2) Expertise across a wide variety of studies: We have the expertise and experience to manage complicated studies and deliver high quality outputs. We have experience across a wide variety of studies involving multiple doses, different dosage forms, single and double blind, dose escalation, PK/PD end point studies, Glucose clamp studies, proof of concept and exploratory, repeat “first in man”, nutritional, special population, drug interaction, injection study, inhalation study, and many more.
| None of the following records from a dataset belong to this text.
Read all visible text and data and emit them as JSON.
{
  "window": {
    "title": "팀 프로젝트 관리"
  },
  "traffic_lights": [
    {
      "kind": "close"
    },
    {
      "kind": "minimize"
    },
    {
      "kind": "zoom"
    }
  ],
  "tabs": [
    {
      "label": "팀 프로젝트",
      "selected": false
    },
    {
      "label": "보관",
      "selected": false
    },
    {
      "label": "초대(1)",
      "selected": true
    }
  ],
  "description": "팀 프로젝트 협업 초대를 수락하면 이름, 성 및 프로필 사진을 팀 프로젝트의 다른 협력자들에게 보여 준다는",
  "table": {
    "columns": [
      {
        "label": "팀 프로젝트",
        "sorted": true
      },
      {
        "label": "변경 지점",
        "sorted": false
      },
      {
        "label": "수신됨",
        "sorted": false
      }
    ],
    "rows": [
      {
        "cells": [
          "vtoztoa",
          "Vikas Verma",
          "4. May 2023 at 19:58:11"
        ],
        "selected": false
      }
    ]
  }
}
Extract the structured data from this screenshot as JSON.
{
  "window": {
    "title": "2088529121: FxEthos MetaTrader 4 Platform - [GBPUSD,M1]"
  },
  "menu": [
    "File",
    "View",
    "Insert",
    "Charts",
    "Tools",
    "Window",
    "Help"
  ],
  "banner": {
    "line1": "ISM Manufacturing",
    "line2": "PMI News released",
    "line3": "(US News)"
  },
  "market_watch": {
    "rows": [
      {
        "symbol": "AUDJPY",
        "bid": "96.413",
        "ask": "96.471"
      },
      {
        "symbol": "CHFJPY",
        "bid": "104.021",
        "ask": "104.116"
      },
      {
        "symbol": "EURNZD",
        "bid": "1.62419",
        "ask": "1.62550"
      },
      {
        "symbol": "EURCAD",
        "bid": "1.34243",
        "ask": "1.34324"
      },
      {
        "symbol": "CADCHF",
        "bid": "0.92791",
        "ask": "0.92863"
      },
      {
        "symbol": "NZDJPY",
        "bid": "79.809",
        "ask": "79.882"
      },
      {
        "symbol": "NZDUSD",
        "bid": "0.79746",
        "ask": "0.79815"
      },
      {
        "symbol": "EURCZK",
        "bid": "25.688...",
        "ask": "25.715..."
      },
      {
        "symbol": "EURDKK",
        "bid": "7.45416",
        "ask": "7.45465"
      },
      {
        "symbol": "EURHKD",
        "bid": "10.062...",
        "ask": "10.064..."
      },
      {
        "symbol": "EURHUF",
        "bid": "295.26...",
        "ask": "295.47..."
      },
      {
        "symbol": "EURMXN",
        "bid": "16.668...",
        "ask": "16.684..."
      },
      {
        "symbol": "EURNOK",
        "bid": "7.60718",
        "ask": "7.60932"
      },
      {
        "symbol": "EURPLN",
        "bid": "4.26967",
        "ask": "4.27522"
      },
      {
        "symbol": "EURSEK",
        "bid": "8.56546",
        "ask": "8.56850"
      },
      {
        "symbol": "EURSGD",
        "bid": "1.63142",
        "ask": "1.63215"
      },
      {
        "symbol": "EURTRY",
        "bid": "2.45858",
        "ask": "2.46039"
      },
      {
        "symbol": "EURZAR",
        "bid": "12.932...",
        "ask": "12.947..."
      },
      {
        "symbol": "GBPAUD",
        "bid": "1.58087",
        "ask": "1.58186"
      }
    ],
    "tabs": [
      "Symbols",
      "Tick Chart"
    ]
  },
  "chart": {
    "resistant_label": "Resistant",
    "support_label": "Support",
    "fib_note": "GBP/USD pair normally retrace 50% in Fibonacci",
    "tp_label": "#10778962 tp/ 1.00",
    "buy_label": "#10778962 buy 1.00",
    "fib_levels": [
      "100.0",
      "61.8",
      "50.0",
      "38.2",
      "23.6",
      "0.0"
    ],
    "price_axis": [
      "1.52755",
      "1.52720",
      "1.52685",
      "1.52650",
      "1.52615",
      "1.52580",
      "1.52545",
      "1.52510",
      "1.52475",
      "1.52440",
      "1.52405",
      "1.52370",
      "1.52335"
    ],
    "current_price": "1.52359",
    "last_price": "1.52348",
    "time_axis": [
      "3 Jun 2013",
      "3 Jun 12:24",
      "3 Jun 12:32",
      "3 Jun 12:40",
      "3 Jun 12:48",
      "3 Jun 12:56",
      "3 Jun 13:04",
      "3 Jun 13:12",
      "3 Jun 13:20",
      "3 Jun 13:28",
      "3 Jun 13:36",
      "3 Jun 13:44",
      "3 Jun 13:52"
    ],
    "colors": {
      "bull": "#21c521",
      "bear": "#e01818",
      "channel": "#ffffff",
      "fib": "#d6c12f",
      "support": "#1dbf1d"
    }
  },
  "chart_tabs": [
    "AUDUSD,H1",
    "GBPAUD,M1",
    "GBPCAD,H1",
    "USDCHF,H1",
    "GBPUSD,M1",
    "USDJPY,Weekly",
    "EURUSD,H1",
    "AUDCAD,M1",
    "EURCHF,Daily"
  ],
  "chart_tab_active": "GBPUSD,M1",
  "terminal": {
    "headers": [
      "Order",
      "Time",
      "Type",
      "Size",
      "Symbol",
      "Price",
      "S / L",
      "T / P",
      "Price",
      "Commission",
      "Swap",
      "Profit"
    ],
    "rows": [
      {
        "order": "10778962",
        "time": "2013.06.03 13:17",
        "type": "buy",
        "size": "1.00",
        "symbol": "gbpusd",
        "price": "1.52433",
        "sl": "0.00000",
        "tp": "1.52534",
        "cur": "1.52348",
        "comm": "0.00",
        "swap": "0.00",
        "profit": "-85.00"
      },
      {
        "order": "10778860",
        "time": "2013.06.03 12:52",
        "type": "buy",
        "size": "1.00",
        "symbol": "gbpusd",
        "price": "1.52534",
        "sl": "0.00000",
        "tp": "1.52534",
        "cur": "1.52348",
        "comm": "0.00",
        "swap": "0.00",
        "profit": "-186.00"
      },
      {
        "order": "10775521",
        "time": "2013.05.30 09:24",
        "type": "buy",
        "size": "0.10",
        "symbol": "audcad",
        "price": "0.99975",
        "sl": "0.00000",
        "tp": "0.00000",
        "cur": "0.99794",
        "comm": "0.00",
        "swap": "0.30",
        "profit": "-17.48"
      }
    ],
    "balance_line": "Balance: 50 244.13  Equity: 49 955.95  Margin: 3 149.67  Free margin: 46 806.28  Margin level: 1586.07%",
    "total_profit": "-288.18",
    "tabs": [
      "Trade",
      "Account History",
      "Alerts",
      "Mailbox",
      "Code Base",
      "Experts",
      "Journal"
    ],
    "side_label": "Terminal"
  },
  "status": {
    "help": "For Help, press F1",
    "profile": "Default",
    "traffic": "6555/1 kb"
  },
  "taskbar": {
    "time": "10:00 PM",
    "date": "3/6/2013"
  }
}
3) State of the art labs: Our infrastructure and systems are setup to guarantee high-quality outputs and compliance for biosimilar companies. Our state-of-art facilities are approved by DCGI, NPRA Malaysia, and self-identified with USFDA. The facilities, systems and processes have been inspected successfully by the USFDA, WHO, ANSM, AGES, Thai FDA, NPRA, and DCGI. Additionally, many studies performed at our facilities have been submitted, evaluated and accepted across the globe, for example with Health Canada, EU member states, Indonesia, and Australia.
We are ISO 9001-2015, ISO 27001-2013 certified for both our Quality Management System and our Information Security Management System. Our Clinical laboratories performing pathology testing are accredited by the National Accreditation Board for Laboratories (NABL: ISO15189-2012) and the College of American Pathologists (CAP).
4) Euglycemic Study capabilities: Navitas Life Sciences has purpose built euglycemic clamp capabilities with experienced investigators, specially trained nursing staff with expertise in clinical execution of euglycemic clamp studies.
We have safely and successfully conducted about 272 clamps with more than half of which were extending up to 24 hours in euglycemia duration. We have a dedicated pool of volunteers who can comply to complex clamp procedures.
State of the art euglycemic clamp facility is equipped with YSI 2900 Analyzer, a 21CFR Part11 compliant instrument that provides instant high-quality audit ready glucose clamp data (results generated within 60 seconds with the precision of 2% or below). The automated Infusion Pumps help in efficient control of euglycemic status with timed dextrose infusion.
Patient Monitors, ECG Machines, Suction apparatus, oxygen cylinders and anaphylaxis kit support dynamic safety monitoring and management of the participating subjects. The facility, by virtue of being housed inside a tertiary care hospital enables immediate advanced emergency medical care with swift access to the emergency specialists and multispecialty ICU.
5) Scalable and adaptable Bioanalysis and Analytical Platforms: Our Bioanalysis and wide range of analytical platforms Including high end LC-MS/MS like Waters Xevo-TQS and AB Sciex-6500 provide adaptability and can scale to meet your insulin biosimilar studies. Built on a foundation of technology driven platforms and with global clinical operations capabilities coupled with a very competent Bioanalytical laboratory supporting biosimilar clinical trials help our customers to overcome complex clinical study challenges and help in successfully completing.
Navitas Life Sciences has a robust library of more than 300 validated methods with required sensitivity and has expertise in handling peptides in both LC-MS/MS and LBA based assay formats. NLS is a pioneer in establishing methods for insulin and its analogs on LC-MS/MS and ECLIA platforms.
|ECLIA (LBA)||INSULIN||0.160 to 7.214||ng/mL|
|C-PEPTIDE||0.188 to 7.050||ng/mL|
|LC-MS/MS||HUMAN INSULIN||0.200 to 20.000||ng/mL|
|INSULIN GLARGINE||70.000 to 2100.000||pg/mL|
|INSULIN GLARGINE M1||70.000 to -2100.000||pg/mL|
|INSULIN GLARGINE M2||70.000 to 2100.000||pg/mL|
|INSULIN ASPART||0.100 to 10.000||ng/mL|
Proficient in running stellar clinical trials, we have been supporting clinical research on likely treatment of diabetes for more than 10 years. We have conducted multiple insulin biosimilar studies in collaboration with small, medium, and large pharmaceuticals, focusing on innovation as a catalyst to bring value to all our stakeholders.